Document Visual Question Answering: more than understanding a document

Document Visual Question Answering: more than understanding a document

CVC researchers in collaboration with the Centre for Visual Information Technology (CVIT), IIITH, and with support from an Amazon AWS Machine Learning Research Award have been organising a series of projects and challenges in order to go further in document understanding. The long-term aim is to push for a change of paradigm in the document analysis and recognition community to come up with new ways of doing things.

Written information is all around us, and performing most everyday tasks requires us to read and understand this kind information in the world. But, although computers have proven to be good with text, they still experience some limitations when it comes to reading information from an image, such as a scanned document or a picture of a sign in the street. In these cases, computers cannot readily access the information. That’s why, for instance, spammers use images with spam text embedded in order to circumvent spam filters.

Focusing on the case of documents, there has been strong research effort on improving the machine understanding of these insatiable sources of information. Document image analysis is one of the oldest application fields of artificial intelligence and it combines two important cognitive aspects: vision and language understanding. However, until now, all efforts have focused on creating models that extract information from images in a ‘bottom-up’ approach. This is the case of the well-known Optical Character Recognition (OCR) engines, which are really useful for recognising text in any font – typed, printed or handwritten -, detecting tables and diagrams or extracting handwritten fields from pre-defined forms, but are disconnected from the final use of this information.
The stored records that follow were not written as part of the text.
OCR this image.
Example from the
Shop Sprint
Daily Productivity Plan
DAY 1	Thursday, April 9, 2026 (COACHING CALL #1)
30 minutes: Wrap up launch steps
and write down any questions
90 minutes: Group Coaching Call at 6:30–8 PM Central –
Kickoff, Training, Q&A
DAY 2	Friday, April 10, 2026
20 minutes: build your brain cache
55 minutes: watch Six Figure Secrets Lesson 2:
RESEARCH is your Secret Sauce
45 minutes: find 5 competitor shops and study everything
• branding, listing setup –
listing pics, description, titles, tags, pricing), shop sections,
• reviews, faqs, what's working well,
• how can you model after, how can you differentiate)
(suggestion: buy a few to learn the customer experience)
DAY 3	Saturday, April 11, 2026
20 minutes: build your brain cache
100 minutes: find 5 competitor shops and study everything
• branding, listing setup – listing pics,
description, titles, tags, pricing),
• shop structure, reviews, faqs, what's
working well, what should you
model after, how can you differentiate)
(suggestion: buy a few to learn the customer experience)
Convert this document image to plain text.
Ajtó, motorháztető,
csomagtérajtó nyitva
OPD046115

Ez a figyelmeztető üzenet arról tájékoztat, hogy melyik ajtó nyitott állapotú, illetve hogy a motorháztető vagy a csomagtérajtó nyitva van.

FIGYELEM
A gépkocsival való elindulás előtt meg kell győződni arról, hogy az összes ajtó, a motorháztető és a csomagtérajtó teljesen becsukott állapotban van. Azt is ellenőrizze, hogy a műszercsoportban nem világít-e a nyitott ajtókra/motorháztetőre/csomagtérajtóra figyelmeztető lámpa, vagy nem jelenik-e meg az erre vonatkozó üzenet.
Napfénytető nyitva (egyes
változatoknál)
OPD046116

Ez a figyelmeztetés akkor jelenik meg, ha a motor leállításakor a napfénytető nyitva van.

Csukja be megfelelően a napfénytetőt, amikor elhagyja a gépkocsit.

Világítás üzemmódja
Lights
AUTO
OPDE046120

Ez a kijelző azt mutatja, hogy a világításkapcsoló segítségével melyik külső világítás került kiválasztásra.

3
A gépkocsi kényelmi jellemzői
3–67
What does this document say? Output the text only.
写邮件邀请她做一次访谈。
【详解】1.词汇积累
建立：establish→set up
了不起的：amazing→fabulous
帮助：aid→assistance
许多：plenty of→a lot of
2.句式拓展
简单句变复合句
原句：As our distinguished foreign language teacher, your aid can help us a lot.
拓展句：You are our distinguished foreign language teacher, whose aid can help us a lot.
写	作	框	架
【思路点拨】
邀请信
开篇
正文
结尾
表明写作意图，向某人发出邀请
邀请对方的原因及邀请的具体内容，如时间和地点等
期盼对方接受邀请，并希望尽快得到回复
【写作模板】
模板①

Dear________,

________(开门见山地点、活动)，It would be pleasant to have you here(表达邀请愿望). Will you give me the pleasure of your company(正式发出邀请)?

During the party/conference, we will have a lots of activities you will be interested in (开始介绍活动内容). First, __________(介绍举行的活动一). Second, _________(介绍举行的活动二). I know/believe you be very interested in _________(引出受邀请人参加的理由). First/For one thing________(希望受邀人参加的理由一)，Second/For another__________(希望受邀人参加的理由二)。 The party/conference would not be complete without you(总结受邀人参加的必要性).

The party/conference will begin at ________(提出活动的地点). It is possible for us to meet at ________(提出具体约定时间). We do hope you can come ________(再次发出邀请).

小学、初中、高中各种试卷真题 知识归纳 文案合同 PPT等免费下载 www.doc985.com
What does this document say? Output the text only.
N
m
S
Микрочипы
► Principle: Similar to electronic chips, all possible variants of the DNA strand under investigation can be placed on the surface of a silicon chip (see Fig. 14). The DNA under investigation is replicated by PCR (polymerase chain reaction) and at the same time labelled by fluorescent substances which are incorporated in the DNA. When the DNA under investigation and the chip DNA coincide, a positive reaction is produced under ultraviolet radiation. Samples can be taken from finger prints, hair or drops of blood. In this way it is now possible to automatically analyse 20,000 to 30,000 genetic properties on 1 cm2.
Written communication requires much more than extract and interpret the textual content. Documents usually include all kind of visual elements such as symbols, marks, separators, diagrams, draw connections between things, page structure, forms, the different colors and fonts used, highlighting, etc. And this sort of non-textual communication can provide us necessary information to understand the document in its global context.

In conclusion, this kind of models are focused only on ‘conversion’ of documents into digital formats, rather than really ‘understanding’ the message contained in the documents. In addition, they are also designed to work offline, as no interaction with humans is required.

Document Visual Question Answering: A Higher Understanding Beyond Recognition

With support from an Amazon AWS Machine Learning Research Award, researcher from the Computer Vision Center (CVC) and the Centre for Visual Information Technology (CVIT), IIITH, started a collaborative research in order to go further in the field of document understanding.

Known as Document Visual Question Answering (DocVQA), the research is focused on initiating a dialogue with different forms of written text such as that in a document, a book, an annual report, a comic strip, etc. and guiding machines to understand human requests to respond appropriately to them, and eventually in real time.

“More than a set of challenges and datasets, the long-term aim is to push for a change of paradigm in the document analysis and recognition community, and hopefully to come up with new ways of doing things. With methods that condition the information extraction to the high-level task defined by the user in the form of a natural language question – maintaining a human friendly interface”, explains Dr. Dimosthenis Karatzas, CVC Associate Director and principal investigator of this project.

DocVQA Challenge series

The DocVQA Challenge series was born as a result of the first year of work in this research. To date, they have setup three challenges, looking at increasingly more difficult facets of the problem. “We started with defining a large-scale, broad dataset of 12,000 documents along with 50,000 question-and-answer pairs. Then we moved to asking questions over a set of documents – a whole collection. Finally, we are currently working on a very challenging case: infographics, where textual information is intrinsically linked with graphical elements to create complex layouts that tell a story based on data”, states Dr. Karatzas.

Furthermore, the DocVQA web portal is quickly becoming the de-facto benchmark for this task and researchers use it daily to evaluate new ideas, models and methods: “To this date, we have evaluated around 1,300 submissions to the first two challenges, out of which more than 60 have been made public by their authors and feature in the ranking tables”, points out Dr Dimosthenis Karatzas.

First Workshop On DocVQA At ICDAR 2021

In the context of the 16th International Conference on Document Analysis and Recognition (ICDAR 2021), the researchers involved in this project will organize the first workshop on DocVQA. This workshop aims to create some space to discuss the DocVQA paradigm and the results of the ICDAR 2021 long-term challenge on DocVQA. DocVQA 2021 comes after the successful organization of the Document Visual Question Answering (DocVQA) challenge as part of “Text and Documents in the Deep Learning Era” Workshop in CVPR 2020. The workshop will be held on September 6th and will count with the participation of top speakers such as Amanpreet Singh (Facebook), Dr. Yijuan Lu (Microsoft), and Dr. Brian Price (Adobe).